UTILIZING MACHINE LEARNING BASED PREDICTIONS IN ORGAN TRANSPLANT PROCESSES
CLOUD COMPUTING & BIG DATA
Author: Carly Eckert
Coauthor(s): Nick Mark, MD Muhammad Ahmad, PhD Greg McKelvey, MD MPH
Status: Project Concept
Solid organ transplantation is an important lifesaving intervention, which is unfortunately limited by a dearth of organs. Currently, more than 30,000 organs are transplanted in the US each year, and the number of transplants performed is consistently increasing. Despite this relative increase in transplants, organ shortage continues to be a significant problem. There are over 100,000 patients awaiting transplant in the US, the majority awaiting kidneys. The median wait time to first kidney transplant is 3.6 years, and over 5,000 people die awaiting kidney transplant. As many as 20% of potentially viable donor kidneys are discarded, partially due to inefficiencies in the logistics of procurement and allocation. Models to predict organ availability could thus benefit hundreds of patients annually.
Currently, organ availability for transplantation is viewed as a purely stochastic event. Transplant centers and teams discuss heuristics like “there are usually transplants after holiday weekends” but assumptions are based on anecdotes, not data. Yet, there are multiple decision nodes between donor death and organ transplant that could be used to develop predictive models. The United Network for Organ Sharing (UNOS) maintains a dataset of hundreds of variables on every transplant-related event in the US since 1988, a database of millions of encounters for kidneys alone. This dataset includes donor and recipient variables, transplant-related variables, waiting list data, and patient outcomes and follow-up. Date, time, and location of events are also included in the dataset. To the best of our knowledge, machine learning and predictive analytics have never been applied to these data.
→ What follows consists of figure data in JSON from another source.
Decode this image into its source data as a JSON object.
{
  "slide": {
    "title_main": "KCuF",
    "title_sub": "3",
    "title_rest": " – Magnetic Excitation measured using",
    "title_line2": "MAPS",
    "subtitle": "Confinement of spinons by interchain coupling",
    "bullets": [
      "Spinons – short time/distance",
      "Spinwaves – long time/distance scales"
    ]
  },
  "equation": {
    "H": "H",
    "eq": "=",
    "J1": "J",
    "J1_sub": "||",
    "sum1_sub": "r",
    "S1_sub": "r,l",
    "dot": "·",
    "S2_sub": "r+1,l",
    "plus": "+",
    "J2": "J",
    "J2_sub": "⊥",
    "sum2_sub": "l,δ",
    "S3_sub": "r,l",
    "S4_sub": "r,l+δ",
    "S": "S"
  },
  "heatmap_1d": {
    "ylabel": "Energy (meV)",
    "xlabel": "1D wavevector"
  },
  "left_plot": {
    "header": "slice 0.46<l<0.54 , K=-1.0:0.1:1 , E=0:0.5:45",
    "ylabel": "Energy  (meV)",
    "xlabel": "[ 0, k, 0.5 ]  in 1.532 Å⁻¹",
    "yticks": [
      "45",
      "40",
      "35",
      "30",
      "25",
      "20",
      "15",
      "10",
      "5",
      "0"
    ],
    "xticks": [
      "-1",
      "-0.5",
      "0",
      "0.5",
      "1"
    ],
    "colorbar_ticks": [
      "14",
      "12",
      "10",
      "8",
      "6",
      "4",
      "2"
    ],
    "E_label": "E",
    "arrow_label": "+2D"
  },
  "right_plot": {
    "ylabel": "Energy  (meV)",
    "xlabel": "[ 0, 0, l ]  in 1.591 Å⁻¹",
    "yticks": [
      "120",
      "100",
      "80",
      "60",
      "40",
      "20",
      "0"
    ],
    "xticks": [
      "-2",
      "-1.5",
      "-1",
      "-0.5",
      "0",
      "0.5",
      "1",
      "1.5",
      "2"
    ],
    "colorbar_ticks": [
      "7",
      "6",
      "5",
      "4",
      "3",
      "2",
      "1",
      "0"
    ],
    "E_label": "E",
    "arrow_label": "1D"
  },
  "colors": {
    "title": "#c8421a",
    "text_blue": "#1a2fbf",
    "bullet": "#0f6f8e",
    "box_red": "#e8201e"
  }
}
We propose using machine learning algorithms to help organ procurement organizations benefit from knowledge around patterns of organ availability. Predictive models could be used to optimize organ procurement and improve outcomes after transplant. Planning and dispatching teams for organ procurement could be more easily coordinated with the help of predictive models – saving these organizations valuable resources and potentially reducing organ ischemic time. Patterns around organ availability could be related to events leading to organ donors (car crashes, strokes, violent crime) as well as geographic, seasonal, weekly, or daily patterns could be used to predict “surges” in the availability of transplanted organs. Additionally, transplant centers face significant issues with planning for organ transplants, issues that can be mitigated by machine learning. Operating rooms and appropriate staff need to be available with little to no warning as organ transplant viability (i.e. graft survival) is highly dependent on time to transplant. However, keeping ORs and transplant staff “on-call” can be expensive and a significant opportunity cost for hospitals that could otherwise direct these resources towards other patients. Additionally, transplant physicians and surgeons often have their schedules, clinics, and nights disrupted by transplant call. While most transplant physicians consider this part of the job, they could certainly benefit from models that better predict when they are needed.
Using the complete UNOS database, we are developing a suite of ML predictive models related to organ transplants, leveraging the rich UNOS data, to better serve those do this valuable work.